Sieben Jahre Haft für 65-jährigen Internet-Betrüger in Graz

Hände tippen eine Beschwerde in einen Laptop
Gebürtiger Tunesier trotz Verurteilung auf freiem Fuß, weil er bereits fünf Jahre in Untersuchungshaft gesessen war.

Im Grazer Straflandesgericht ist am Mittwoch ein Prozess um einen umfangreichen Internet-Betrug zu Ende gegangen. Der 65-jährige Angeklagte wurde zu sieben Jahre Haft wegen Beteiligung an schwerem gewerbsmäßigen Betrug verurteilt.
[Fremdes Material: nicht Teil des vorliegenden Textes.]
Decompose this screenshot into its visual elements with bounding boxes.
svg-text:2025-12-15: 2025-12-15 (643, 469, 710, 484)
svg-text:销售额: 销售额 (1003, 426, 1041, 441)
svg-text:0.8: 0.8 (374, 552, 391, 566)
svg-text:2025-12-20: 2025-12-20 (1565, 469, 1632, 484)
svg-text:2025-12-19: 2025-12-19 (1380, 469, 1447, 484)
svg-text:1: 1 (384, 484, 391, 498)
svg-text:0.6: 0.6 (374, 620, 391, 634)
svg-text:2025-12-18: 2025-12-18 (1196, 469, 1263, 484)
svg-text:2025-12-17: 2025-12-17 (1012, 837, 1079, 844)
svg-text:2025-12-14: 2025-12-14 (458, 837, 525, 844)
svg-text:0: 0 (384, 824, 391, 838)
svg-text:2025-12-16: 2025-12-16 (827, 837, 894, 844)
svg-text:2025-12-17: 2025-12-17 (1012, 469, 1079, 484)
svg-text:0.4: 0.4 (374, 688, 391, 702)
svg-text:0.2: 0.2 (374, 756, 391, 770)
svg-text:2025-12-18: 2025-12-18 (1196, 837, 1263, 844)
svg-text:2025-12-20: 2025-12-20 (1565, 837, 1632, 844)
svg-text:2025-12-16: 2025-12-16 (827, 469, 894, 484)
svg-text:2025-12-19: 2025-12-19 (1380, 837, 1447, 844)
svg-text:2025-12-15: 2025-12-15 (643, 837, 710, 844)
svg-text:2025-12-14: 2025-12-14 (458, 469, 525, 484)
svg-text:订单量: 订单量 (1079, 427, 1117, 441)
Vom Vorwurf der Geldwäscherei wurde er freigesprochen. 

Neue Verhandlung

Das Verfahren musste zum Teil wiederholt werden, eine Verurteilung wegen krimineller Vereinigung ist bereits rechtskräftig und wurde in die Strafe eingerechnet.

Der gebürtige Tunesier war bereits fünf Jahre in Untersuchungshaft gesessen, mittlerweile ist er auf freiem Fuß. „Was machen Sie jetzt den ganzen Tag?“, fragte die Richterin. „Ich bin von 8 bis 13 Uhr in einem Talmud-Zentrum und betreibe Talmud-Studien“ gab der Befragte, der zuletzt in Israel lebte, an. „Wovon leben Sie?“ wollte die Vorsitzende wissen. „Meine Frau schickt mir Geld“, erklärte der Angeklagte.

Das Urteil in Bezug auf die kriminelle Vereinigung wurde rechtskräftig, die beiden anderen Punkte mussten neu verhandelt werden.

2012 war eine neue Betrugsmasche aufgekommen, der sogenannte „CEO-Fraud“. Das Prinzip war immer dasselbe: Der Finanzverantwortliche einer Firma bekommt ein Mail, das angeblich vom Chef persönlich stammt und in dem um strenge Geheimhaltung ersucht wird. Der Mitarbeiter erhält den Auftrag, Geld für angebliche Unternehmensankäufe zu überweisen. 

56 Millionen Euro Schaden

Über den Deal dürfe innerhalb der Firma nicht gesprochen werden. Der Trick funktionierte gar nicht so selten, so wurden beispielsweise beim Flugzeugzulieferer FACC AG fast 53 Millionen von den Betrügern abgezogen. Der Gesamtschaden wurde seitens der Wirtschafts- und Korruptionsstaatsanwaltschaft mit 56 Millionen Euro beziffert.

Der Beschuldigte soll im Hintergrund agiert haben. Er gründete Firmen, auf deren Konten das Geld geflossen ist, bis man den Verlauf nicht mehr nachvollziehen konnte. Außerdem betrieb er eine „Fälscherwerkstatt“, in der alle nötigen Dokumente, Stempel und Urkunden hergestellt wurden. Der Verteidiger betonte mehrfach, dass dem Beschuldigten „kein Cent zugeflossen ist“. Sein Mandant zog es allerdings vor, bei der zweiten Auflage des Prozesses weitgehend zu schweigen.

Vorwürfe der Verteidigung

Auch die französischen Behörden sind an dem 65-Jährigen interessiert, über den Auslieferungsantrag wurde aber noch nicht entschieden. Der Verteidiger führte aus, dass sein Mandant in Israel einvernommen wurde, wo weder ein zertifizierter Dolmetscher noch ein Anwalt dabei gewesen wären. Er sah das als „gravierende Missachtung der Rechte des Angeklagten“.

Der 65-Jährige wurde wegen Beihilfe zu schwerem gewerbsmäßigen Betrug verurteilt, auch der Schuldspruch bezüglich krimineller Vereinigung floss in die Strafe ein. Insgesamt wurden es nun zu sieben - statt wie vorher neun - Jahre Haft verurteilt. 

Bedingte Entlassung

Es erfolgte auch ein Beschluss auf bedingte Entlassung nach mehr als zwei Drittel der Strafe, sollte das Urteil rechtskräftig werden. Da der Angeklagte bereits fünf Jahr ein Untersuchungshaft verbracht hat, hätte er dann seine Strafe verbüßt. Das Urteil ist nicht rechtskräftig.